Es war eindeutig, dass die Motorradgruppe einvernehmlich den erforderlichen Sicherheitsabstand nicht eingehalten hatte. Für den Senat stellte sich damit das durchaus im Straßenverkehr vertraute Bild dar, dass Motorradfahrer in einer Gruppe fahren, bei der alle den erforderlichen Sicherheitsabstand nicht einhalten und die Reihenfolge je nach Verkehrssituation und anderen Umständen wechseln kann. Angesichts dieser Situation war davon auszugehen, dass alle Beteiligten in der Gruppe einvernehmlich ein besonderes Risiko eingegangen waren, um das entsprechende Gruppenfahrgefühl zu erreichen. Jedem der Gruppe hätte die gleiche Situation passieren können wie dem Kläger. Dass der Zeuge C. hindurchfahren konnte, mag daran gelegen haben, dass er eine geringfügig längere Reaktionszeit hatte als die vor ihm fahrenden Motorradfahrer. Sämtliche Teilnehmer der Gruppe nahmen mithin billigend in Kauf, dass entweder sie selbst oder der hinter ihnen fahrende Fahrer bei einer Unfallsituation oder sonstigen Störungen nicht ausreichend bremsen konnte und es mithin zu Schädigungen der anderen Gruppenteilnehmer kommen konnte.

Der BGH hat bei sportlichen Wettbewerben mit nicht unerheblichen Gefahrenpotenzial, bei denen typischerweise auch bei Einhaltung der Regel oder geringfügigen Regelverletzung die Gefahr gegenseitiger Schadenzufügung besteht, die Inanspruchnahme des Schädigers für solche Schäden eines Mitbewerbers ausgeschlossen, die er ohne gewichtige Regelverletzung i.S. grober Fahrlässigkeit verursacht. Infolgedessen war zu folgern, dass das Verbot des venire contra factum proprium (§ 242 BGB) es nicht zulässt, dass der Geschädigte einen Schädiger in Anspruch nimmt, wenn er bei getauschten Positionen ebenso gut in die Lage hätte kommen können, in der sich hier der Beklagte befand.

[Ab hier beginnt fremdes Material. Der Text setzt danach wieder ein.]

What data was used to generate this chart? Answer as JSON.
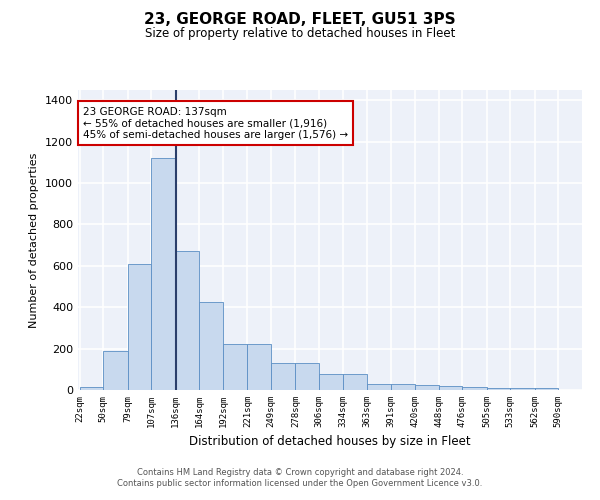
{
  "title": "23, GEORGE ROAD, FLEET, GU51 3PS",
  "subtitle": "Size of property relative to detached houses in Fleet",
  "xlabel": "Distribution of detached houses by size in Fleet",
  "ylabel": "Number of detached properties",
  "footnote1": "Contains HM Land Registry data © Crown copyright and database right 2024.",
  "footnote2": "Contains public sector information licensed under the Open Government Licence v3.0.",
  "bin_edges": [
    22,
    50,
    79,
    107,
    136,
    164,
    192,
    221,
    249,
    278,
    306,
    334,
    363,
    391,
    420,
    448,
    476,
    505,
    533,
    562,
    590
  ],
  "bar_heights": [
    15,
    190,
    610,
    1120,
    670,
    425,
    220,
    220,
    130,
    130,
    75,
    75,
    30,
    30,
    25,
    20,
    15,
    10,
    10,
    10
  ],
  "bar_color": "#c8d9ee",
  "bar_edge_color": "#5b8ec4",
  "vline_x": 136,
  "vline_color": "#2b3f6b",
  "annotation_text": "23 GEORGE ROAD: 137sqm\n← 55% of detached houses are smaller (1,916)\n45% of semi-detached houses are larger (1,576) →",
  "annotation_box_color": "white",
  "annotation_box_edge_color": "#cc0000",
  "ylim": [
    0,
    1450
  ],
  "background_color": "#edf1f9",
  "grid_color": "white",
  "tick_labels": [
    "22sqm",
    "50sqm",
    "79sqm",
    "107sqm",
    "136sqm",
    "164sqm",
    "192sqm",
    "221sqm",
    "249sqm",
    "278sqm",
    "306sqm",
    "334sqm",
    "363sqm",
    "391sqm",
    "420sqm",
    "448sqm",
    "476sqm",
    "505sqm",
    "533sqm",
    "562sqm",
    "590sqm"
  ]
}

Wird die allgemeine Gefahr, die mit der gemeinsamen Betätigung verbunden ist, von den Beteiligen bewusst auf sich genommen und kann dem einen kein größerer Vorwurf gemacht werden als dem anderen, so besteht keine Veranlassung, den einen mit höheren Haftungsrisiken zu belasten als den anderen. Im Streitfall war das verabredungsgemäße Fahren im Pulk deshalb besonders gefahrenträchtig, weil damit notwendig und für die Beteiligten erkennbar der weitergehende Verzicht auf die von der StVO vorgeschriebenen Sicherheitsabstände zum Vorder- und Hintermann einherging. Dies bedeutete aber zugleich die Inkaufnahme der damit unweigerlich verbundenen erhöhten Sturzrisiken, die auch bei erhöhter Aufmerksamkeit der Fahrer nie auszuschließen waren, weil jederzeit Verkehrssituationen auftreten können, auf die mit plötzlichen Richtungswechseln oder abrupten Bremsmanövern reagiert werden muss.